Putin issues chilling warning on rising nuclear war threat
MOSCOW (AP) — Russian President Vladimir Putin issued a chilling warning Thursday about the rising threat of a nuclear war, saying "it could lead to the destruction of civilization as a whole and maybe even our planet."
Speaking at his annual news conference, Putin pointed at the U.S. intention to withdraw from the 1987 Intermediate-Range Nuclear Forces, or INF, Treaty. He said that if the U.S. puts intermediate-range missiles in Europe, Russia will be forced to take countermeasures.
"We are witnessing the breakup of the arms control system," Putin said, noting the U.S. plan to opt out of the INF Treaty and its reluctance to negotiate the extension of the New START agreement.
He also noted that Western analysts are talking about the possibility of using low-yield nuclear weapons.
"There is a trend of lowering the threshold" of using nuclear weapons, Putin said. "Lowering the threshold could lead to a global nuclear catastrophe."

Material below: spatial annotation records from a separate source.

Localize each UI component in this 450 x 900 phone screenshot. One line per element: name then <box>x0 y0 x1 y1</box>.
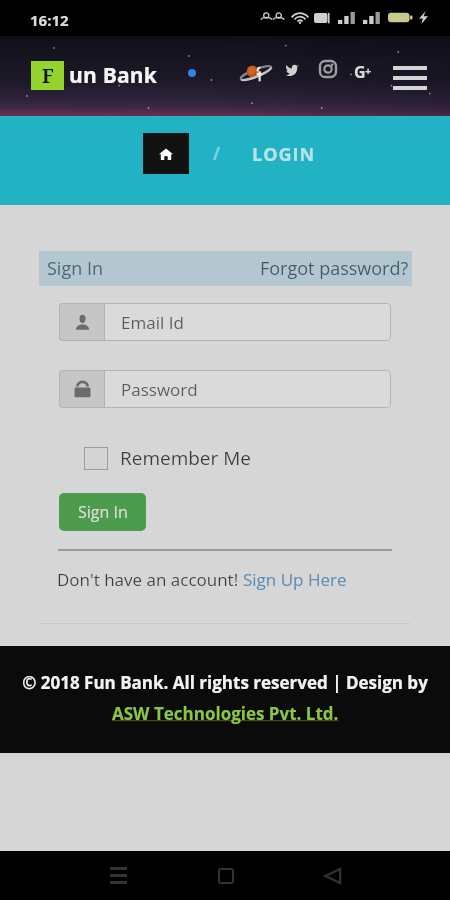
button[interactable]: Recents <box>96 853 141 898</box>
button[interactable]: Sign Up Here <box>243 568 347 591</box>
button[interactable]: ASW Technologies Pvt. Ltd. <box>112 702 339 725</box>
staticText: Sign In <box>47 256 103 281</box>
staticText: un Bank <box>69 61 158 90</box>
button[interactable]: Menu <box>393 66 427 90</box>
button[interactable]: Remember Me <box>84 445 251 471</box>
button[interactable]: Google Plus <box>354 61 376 81</box>
button[interactable]: Home <box>143 133 189 174</box>
button[interactable]: F <box>31 61 158 90</box>
button[interactable]: Back <box>310 853 355 898</box>
button[interactable]: Sign In <box>59 493 146 531</box>
staticText: Remember Me <box>120 445 251 471</box>
staticText: Password <box>121 378 198 401</box>
staticText: © 2018 Fun Bank. All rights reserved | D… <box>22 671 428 694</box>
button[interactable]: LOGIN <box>252 142 316 167</box>
staticText: / <box>213 142 221 165</box>
staticText: Sign In <box>78 501 128 523</box>
button[interactable]: Twitter <box>284 61 300 78</box>
button[interactable]: Forgot password? <box>260 256 409 281</box>
button[interactable]: Instagram <box>319 60 337 78</box>
staticText: G <box>354 61 366 81</box>
staticText: F <box>42 63 54 89</box>
staticText: 16:12 <box>30 10 69 30</box>
staticText: Don't have an account! <box>57 568 243 591</box>
button[interactable]: Home <box>203 853 248 898</box>
button[interactable]: Facebook <box>239 56 273 90</box>
staticText: + <box>365 63 372 78</box>
staticText: Email Id <box>121 311 184 334</box>
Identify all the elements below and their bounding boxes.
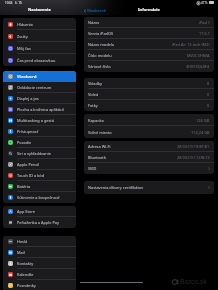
button[interactable]: Späť na Všeobecné [84,8,106,13]
button[interactable]: Sériové číslo [84,61,214,72]
staticText: Hlásenia [17,22,33,27]
staticText: Ovládacie centrum [17,85,52,90]
button[interactable]: Poznámky [3,280,76,290]
button[interactable]: Ovládacie centrum [3,82,76,93]
button[interactable]: Bluetooth [84,152,214,163]
staticText: 0 [207,92,210,97]
button[interactable]: Videá [84,89,214,100]
staticText: Peňaženka a Apple Pay [17,220,60,225]
staticText: 128 GB [196,118,210,123]
staticText: Bluetooth [88,155,107,160]
staticText: Verzia iPadOS [88,31,114,36]
staticText: Všeobecné [17,74,37,79]
staticText: 6. 10. [15,1,23,5]
staticText: Plocha a knižnica aplikácií [17,107,64,112]
staticText: Zvuky [17,34,28,39]
staticText: 0 [207,81,210,86]
button[interactable]: Hlásenia [3,18,76,30]
button[interactable]: Zvuky [3,30,76,42]
staticText: App Store [17,209,35,214]
staticText: Súkromie a bezpečnosť [17,195,60,200]
button[interactable]: Siri a vyhľadávanie [3,148,76,159]
staticText: 28:93:C9:19:8F:B1 [177,144,210,149]
button[interactable]: SEID [84,163,214,174]
staticText: 0 [207,103,210,108]
staticText: Batéria [17,184,31,189]
staticText: 17.6.1 [199,31,210,36]
button[interactable]: Číslo modelu [84,50,214,61]
staticText: Čas pred obrazovkou [17,58,56,63]
staticText: Bazos.sk [180,277,207,286]
staticText: Nastavenia dôvery certifikátov [88,185,144,190]
button[interactable]: Kalendár [3,269,76,280]
staticText: Kalendár [17,272,34,277]
staticText: Kontakty [17,261,34,266]
staticText: Názov [88,20,100,25]
button[interactable]: Pozadie [3,137,76,148]
button[interactable]: Adresa Wi-Fi [84,141,214,152]
staticText: MV2C3HN/A [187,53,210,58]
staticText: iPad [199,20,207,25]
button[interactable]: Verzia iPadOS [84,28,214,39]
staticText: 10:04 [5,1,13,5]
button[interactable]: Prístupnosť [3,126,76,137]
button[interactable]: Kapacita [84,114,214,126]
button[interactable]: Čas pred obrazovkou [3,54,76,66]
button[interactable]: Nastavenia dôvery certifikátov [84,181,214,194]
staticText: Sériové číslo [88,64,111,69]
button[interactable]: Všeobecné [3,71,76,82]
staticText: Skladby [88,81,103,86]
staticText: Videá [88,92,99,97]
staticText: Apple Pencil [17,162,40,167]
staticText: Fotky [88,103,98,108]
staticText: Informácie [138,7,160,12]
staticText: Mail [17,250,25,255]
button[interactable]: Apple Pencil [3,159,76,170]
staticText: 3HXF3QL0F4 [186,64,210,69]
staticText: Displej a jas [17,96,39,101]
staticText: Môj čas [17,46,31,51]
button[interactable]: Multitasking a gestá [3,115,76,126]
staticText: Prístupnosť [17,129,39,134]
staticText: iPad Air 13-inch (M2) [172,42,210,47]
staticText: SEID [88,166,97,171]
button[interactable]: Plocha a knižnica aplikácií [3,104,76,115]
staticText: Pozadie [17,140,32,145]
staticText: Nastavenia [28,7,51,12]
button[interactable]: Kontakty [3,258,76,269]
button[interactable]: App Store [3,206,76,217]
button[interactable]: Heslá [3,236,76,247]
button[interactable]: Voľné miesto [84,126,214,138]
staticText: Všeobecné [87,8,106,13]
staticText: 47 % [201,1,208,5]
staticText: Voľné miesto [88,130,112,135]
button[interactable]: Displej a jas [3,93,76,104]
staticText: Siri a vyhľadávanie [17,151,51,156]
staticText: Kapacita [88,118,104,123]
staticText: Adresa Wi-Fi [88,144,111,149]
staticText: 114,24 GB [191,130,210,135]
button[interactable]: Batéria [3,181,76,192]
staticText: 28:93:C9:11:D8:72 [177,155,210,160]
button[interactable]: Fotky [84,100,214,111]
button[interactable]: Skladby [84,78,214,89]
button[interactable]: Mail [3,247,76,258]
staticText: Heslá [17,239,28,244]
staticText: Poznámky [17,283,36,288]
button[interactable]: Súkromie a bezpečnosť [3,192,76,203]
button[interactable]: Môj čas [3,42,76,54]
staticText: Číslo modelu [88,53,112,58]
staticText: Názov modelu [88,42,115,47]
button[interactable]: Peňaženka a Apple Pay [3,217,76,228]
button[interactable]: Touch ID a kód [3,170,76,181]
button[interactable]: Názov modelu [84,39,214,50]
staticText: Multitasking a gestá [17,118,54,123]
button[interactable]: Názov [84,17,214,28]
staticText: Touch ID a kód [17,173,45,178]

"We will have to ensure our security," he said. "And they shouldn't squeak later about us gaining unilateral advantages. We aren't seeking advantages, we are trying to preserve the balance and ensure our security."
Putin also emphasized that the U.S. is pondering the use of ballistic missiles with conventional warheads, saying that the launch of such a missile could be mistaken for the launch of a nuclear-tipped one and trigger a global catastrophe.
"If that happens, it could lead to the destruction of the entire civilization and may be even our planet," he said.
Putin also noted that the U.S. appears to show little interest in extending the New START nuclear arms reduction treaty, which expires in 2021.
"You aren't interested, you don't need it? OK, we know how to ensure our security," he said.
On the economy, Putin hailed another year of Russian growth after a previous period of stagnation.
Russia's gross domestic product is set to grow by 1.8 percent this year, while industrial output has grown faster at 3 percent, he said.
The Russian president noted that the nation's hard currency reserves have increased from $432 billion at the start of the year to $464 billion now.
The positive statistics follow a difficult period in recent years when Russia's economy has suffered a combined blow of low oil prices and Western sanctions.
Russia's economy registered 1.5-percent growth last year following the two-year stagnation.
Putin pledged that the government will create incentives to speed up growth.